UBSによる買収の条件も破格です。買収額は30億スイスフラン(約4260億円)でクレディ・スイス株22.48株に対してUBS株1株を割り当てます。

発表直前の株価でみれば、クレディ・スイスの時価総額は1兆円以上あったので、その4割にまでディスカウントされました。

もっともUBSは買収価格を当初、10億スイスフランと主張したと伝えられています。足もとを見た面もあるでしょうが、クレディ・スイスの中身を最も知っているUBSが、クレディ・スイスの資産内容に大いに疑問を持っていることを表しています。

そうした懸念に対応するため、スイス政府は、今後発生し得る損失に対して90億スイスフラン(約1兆3800億円)もの政府保証を与えることにしました。今後の損失を政府が補填してくれる約束ですから、買収額に逆に「のし」がついてくる格好です。

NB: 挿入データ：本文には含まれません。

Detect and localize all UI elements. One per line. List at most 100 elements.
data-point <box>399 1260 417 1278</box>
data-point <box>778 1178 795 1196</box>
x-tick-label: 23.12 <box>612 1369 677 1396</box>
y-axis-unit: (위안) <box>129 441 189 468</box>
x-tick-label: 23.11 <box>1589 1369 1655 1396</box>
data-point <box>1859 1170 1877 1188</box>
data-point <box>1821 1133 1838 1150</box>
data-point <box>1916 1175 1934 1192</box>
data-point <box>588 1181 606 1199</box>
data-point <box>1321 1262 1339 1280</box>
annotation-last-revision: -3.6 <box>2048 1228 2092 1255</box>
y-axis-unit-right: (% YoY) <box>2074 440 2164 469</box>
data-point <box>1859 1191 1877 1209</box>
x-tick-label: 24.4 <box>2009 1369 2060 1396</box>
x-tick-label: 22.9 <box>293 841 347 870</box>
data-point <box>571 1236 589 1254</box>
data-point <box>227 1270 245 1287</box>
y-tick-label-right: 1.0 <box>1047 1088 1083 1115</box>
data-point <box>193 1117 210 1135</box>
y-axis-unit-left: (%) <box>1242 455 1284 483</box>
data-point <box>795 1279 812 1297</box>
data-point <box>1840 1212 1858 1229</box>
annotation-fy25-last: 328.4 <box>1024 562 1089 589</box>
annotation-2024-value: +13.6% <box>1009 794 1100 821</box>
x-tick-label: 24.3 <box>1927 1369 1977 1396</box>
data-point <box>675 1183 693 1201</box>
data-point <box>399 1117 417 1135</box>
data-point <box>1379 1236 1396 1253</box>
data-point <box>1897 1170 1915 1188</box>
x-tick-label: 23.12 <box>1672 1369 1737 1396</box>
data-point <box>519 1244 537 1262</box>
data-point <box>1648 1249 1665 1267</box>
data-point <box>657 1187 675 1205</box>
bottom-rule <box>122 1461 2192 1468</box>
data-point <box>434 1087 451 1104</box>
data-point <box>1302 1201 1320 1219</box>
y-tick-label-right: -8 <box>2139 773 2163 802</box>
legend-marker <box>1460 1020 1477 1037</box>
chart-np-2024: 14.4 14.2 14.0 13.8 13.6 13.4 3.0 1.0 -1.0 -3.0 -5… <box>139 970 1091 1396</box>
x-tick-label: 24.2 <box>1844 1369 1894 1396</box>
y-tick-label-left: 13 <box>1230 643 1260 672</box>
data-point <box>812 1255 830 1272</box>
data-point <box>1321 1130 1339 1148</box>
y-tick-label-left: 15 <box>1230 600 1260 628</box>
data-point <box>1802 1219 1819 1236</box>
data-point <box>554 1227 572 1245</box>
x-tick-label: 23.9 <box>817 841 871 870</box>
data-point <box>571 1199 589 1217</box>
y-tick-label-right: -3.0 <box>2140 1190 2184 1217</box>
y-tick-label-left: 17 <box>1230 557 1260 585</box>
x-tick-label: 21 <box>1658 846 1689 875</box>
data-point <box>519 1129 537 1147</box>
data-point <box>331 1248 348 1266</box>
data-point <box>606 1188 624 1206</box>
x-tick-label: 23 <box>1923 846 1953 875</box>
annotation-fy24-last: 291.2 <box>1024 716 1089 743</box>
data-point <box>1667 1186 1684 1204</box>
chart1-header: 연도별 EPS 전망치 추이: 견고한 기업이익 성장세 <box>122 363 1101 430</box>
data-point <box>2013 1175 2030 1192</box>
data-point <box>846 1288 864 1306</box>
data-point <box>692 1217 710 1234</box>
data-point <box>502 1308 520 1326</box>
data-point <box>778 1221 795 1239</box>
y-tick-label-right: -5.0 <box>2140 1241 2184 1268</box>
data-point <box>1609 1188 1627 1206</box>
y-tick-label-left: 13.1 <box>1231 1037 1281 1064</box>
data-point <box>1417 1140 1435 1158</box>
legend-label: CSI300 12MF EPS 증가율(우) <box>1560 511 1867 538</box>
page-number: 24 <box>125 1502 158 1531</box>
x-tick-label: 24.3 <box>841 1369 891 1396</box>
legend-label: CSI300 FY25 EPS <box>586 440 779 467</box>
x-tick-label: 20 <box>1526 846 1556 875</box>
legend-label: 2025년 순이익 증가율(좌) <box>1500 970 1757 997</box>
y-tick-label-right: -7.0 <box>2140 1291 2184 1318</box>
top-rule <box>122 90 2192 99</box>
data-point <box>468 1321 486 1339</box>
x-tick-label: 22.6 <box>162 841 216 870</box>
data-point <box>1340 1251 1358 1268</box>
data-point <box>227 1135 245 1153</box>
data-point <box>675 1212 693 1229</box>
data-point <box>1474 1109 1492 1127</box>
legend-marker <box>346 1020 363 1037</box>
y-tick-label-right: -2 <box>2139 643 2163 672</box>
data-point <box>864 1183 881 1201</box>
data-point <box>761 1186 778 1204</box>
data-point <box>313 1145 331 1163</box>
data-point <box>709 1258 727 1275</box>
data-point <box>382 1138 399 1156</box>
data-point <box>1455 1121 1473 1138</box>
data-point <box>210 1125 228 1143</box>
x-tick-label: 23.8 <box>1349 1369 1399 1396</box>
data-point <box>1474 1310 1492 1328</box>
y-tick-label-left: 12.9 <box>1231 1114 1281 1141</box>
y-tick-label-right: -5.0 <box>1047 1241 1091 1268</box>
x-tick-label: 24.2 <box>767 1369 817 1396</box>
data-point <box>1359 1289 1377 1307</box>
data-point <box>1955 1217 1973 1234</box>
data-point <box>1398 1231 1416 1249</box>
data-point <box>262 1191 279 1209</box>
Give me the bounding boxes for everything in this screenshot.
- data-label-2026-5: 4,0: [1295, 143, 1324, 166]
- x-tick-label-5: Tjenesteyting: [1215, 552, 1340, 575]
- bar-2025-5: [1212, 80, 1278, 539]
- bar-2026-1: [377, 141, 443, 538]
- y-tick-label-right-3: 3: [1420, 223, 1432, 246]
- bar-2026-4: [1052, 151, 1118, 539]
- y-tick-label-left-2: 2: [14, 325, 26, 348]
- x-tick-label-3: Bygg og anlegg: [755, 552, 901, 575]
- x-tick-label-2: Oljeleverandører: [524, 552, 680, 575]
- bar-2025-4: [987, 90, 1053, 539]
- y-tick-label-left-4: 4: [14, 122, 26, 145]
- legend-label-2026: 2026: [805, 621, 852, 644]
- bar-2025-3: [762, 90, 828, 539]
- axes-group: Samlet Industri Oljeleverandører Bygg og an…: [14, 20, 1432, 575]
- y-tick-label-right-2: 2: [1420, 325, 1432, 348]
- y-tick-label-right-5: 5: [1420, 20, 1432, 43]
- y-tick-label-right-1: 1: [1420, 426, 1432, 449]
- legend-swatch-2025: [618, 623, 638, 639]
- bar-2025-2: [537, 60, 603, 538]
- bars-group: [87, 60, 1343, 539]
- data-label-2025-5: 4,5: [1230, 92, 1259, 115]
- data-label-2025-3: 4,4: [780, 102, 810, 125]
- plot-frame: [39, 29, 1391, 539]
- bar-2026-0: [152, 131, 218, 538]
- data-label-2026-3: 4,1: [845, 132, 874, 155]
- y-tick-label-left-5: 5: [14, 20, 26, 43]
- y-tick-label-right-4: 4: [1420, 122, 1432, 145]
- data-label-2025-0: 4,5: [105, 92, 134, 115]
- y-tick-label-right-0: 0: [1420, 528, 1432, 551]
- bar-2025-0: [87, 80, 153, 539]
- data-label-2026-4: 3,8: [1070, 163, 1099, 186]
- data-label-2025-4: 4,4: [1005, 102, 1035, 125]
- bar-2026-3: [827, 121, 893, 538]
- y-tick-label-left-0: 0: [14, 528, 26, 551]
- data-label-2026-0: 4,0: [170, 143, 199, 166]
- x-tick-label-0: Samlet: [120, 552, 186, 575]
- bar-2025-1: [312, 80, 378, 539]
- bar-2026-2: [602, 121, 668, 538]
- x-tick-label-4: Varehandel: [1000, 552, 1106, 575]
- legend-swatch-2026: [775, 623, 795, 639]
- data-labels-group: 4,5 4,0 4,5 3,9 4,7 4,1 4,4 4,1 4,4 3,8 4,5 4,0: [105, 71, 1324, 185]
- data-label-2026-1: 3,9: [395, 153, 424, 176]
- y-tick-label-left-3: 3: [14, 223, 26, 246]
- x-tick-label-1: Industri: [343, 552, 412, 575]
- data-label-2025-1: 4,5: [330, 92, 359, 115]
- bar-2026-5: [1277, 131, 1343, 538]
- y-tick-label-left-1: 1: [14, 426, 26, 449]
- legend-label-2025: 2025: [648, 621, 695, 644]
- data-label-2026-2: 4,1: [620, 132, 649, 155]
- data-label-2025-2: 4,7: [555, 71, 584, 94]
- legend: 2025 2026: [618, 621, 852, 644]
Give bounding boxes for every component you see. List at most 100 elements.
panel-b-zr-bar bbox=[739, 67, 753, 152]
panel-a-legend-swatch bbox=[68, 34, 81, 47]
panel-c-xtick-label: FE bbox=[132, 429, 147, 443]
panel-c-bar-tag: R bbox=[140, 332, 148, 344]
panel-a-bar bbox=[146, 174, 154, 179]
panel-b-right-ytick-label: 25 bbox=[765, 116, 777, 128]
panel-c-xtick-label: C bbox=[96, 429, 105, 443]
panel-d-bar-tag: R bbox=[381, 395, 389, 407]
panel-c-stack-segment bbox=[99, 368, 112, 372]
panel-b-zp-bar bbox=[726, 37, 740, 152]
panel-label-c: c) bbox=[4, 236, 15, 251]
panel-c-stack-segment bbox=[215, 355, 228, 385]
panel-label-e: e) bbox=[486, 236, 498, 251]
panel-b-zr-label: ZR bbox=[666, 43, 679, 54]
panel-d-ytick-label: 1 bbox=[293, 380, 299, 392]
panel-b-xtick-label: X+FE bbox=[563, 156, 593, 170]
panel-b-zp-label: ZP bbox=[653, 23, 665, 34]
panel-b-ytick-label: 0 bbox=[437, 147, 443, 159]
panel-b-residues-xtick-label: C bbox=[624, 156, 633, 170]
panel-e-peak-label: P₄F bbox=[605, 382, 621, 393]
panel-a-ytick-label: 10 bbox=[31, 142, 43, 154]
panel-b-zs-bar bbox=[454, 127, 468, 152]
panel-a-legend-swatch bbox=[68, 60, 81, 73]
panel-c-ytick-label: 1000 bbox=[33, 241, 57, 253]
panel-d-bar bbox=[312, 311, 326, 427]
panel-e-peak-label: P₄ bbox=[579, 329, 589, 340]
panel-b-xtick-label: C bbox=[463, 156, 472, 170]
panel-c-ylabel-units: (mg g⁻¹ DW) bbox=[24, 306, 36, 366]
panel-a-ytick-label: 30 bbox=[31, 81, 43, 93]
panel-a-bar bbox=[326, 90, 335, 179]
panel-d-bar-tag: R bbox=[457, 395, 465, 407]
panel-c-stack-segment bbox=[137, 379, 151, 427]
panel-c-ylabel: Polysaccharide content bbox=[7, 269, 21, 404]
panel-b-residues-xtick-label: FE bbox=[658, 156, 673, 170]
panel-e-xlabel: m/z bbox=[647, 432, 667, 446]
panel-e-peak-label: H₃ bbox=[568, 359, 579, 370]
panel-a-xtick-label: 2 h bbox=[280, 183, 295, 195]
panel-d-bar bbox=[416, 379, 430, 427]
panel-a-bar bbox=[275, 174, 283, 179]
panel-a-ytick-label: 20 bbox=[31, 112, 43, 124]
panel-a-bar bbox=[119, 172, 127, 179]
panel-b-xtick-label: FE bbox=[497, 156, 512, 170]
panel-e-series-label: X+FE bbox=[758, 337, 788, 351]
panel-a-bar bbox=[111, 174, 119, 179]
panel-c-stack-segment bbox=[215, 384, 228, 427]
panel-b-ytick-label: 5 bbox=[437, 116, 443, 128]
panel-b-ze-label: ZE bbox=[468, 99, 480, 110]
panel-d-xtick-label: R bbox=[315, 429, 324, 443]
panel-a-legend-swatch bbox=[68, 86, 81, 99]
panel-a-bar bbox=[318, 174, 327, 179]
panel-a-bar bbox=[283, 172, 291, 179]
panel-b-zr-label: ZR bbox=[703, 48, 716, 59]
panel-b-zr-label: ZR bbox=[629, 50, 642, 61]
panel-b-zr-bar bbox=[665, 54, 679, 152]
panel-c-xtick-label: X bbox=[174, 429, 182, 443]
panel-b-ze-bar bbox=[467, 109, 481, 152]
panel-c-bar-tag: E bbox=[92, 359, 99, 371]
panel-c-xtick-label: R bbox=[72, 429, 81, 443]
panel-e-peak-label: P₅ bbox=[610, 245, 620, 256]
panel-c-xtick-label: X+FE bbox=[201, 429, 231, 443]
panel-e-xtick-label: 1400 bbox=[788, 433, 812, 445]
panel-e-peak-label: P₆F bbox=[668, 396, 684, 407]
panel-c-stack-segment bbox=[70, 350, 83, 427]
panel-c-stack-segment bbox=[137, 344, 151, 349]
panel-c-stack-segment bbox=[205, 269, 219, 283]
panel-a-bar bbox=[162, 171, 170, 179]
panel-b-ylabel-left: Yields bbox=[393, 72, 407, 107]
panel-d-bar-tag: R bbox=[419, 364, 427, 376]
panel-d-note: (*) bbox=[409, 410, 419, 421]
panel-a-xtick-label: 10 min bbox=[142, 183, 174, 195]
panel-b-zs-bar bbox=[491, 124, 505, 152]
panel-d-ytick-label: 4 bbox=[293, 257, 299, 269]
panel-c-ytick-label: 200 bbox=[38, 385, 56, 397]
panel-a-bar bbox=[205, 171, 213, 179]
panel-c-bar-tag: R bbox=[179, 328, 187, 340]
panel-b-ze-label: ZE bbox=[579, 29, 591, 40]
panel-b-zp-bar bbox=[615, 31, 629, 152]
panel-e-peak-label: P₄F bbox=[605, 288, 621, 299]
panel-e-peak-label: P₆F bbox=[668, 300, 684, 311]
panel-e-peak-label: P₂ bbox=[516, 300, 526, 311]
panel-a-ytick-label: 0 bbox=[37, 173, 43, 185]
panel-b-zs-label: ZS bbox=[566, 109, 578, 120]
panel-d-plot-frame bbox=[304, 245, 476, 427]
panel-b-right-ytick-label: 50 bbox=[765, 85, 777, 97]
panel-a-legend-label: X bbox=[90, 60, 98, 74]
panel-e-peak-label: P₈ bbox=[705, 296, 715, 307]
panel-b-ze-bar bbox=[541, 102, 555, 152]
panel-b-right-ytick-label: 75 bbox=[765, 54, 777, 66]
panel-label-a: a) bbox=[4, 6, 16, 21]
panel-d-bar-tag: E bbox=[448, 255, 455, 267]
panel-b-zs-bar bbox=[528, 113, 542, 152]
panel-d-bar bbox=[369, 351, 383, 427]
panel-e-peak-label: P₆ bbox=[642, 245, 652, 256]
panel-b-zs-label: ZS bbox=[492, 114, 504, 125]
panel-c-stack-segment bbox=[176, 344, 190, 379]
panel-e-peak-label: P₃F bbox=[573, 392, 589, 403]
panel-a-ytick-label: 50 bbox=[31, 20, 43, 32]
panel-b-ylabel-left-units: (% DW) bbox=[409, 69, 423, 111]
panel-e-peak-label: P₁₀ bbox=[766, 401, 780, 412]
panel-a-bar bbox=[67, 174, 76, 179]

さらにスイス中銀は1000億フランの流動性支援枠も設定しました。買収手続きを円滑に進めるために、スイス政府は通常必要な両銀行の株主による投票を省略できる緊急条例まで出すと言います。

スイス国民が納得しているかどうかはわかりませんが、文字通り、あらゆる手段を動員して、「破綻」という形だけは回避したのです。

「必要な救済合併」だが、くすぶる懸念

クレディ・スイスが破綻していれば、国際的な金融システム崩壊のリスクがあっただけに、フィナンシャル・タイムズは、この買収劇を、「厄介だが必要な合併だった」と評しています。

この救済合併によって金融不安はいったん少し落ち着きましたが、安心するに程遠い状況です。今後は、一連の買収手続きをめぐって、株主からの訴訟が相次ぐことも予想されます。

「AT1債」という特別な社債が全損に

何より最大の火種は、「AT1(エー・ティー・ワン)債」と呼ばれる社債を無価値にしたことです。AT1債は、弁済順位が低い代わりに、自己資本に組み入れることが認められている特別な社債です。

クレディ・スイスは、このAT1債を160億スイスフラン(約2兆3000億円)発行していました。今回の買収合意では、UBSが引き継ぐ負債を少しでも軽くするために、これを無価値としたのです。つまり、AT1債の保有者にとっては全損になりました。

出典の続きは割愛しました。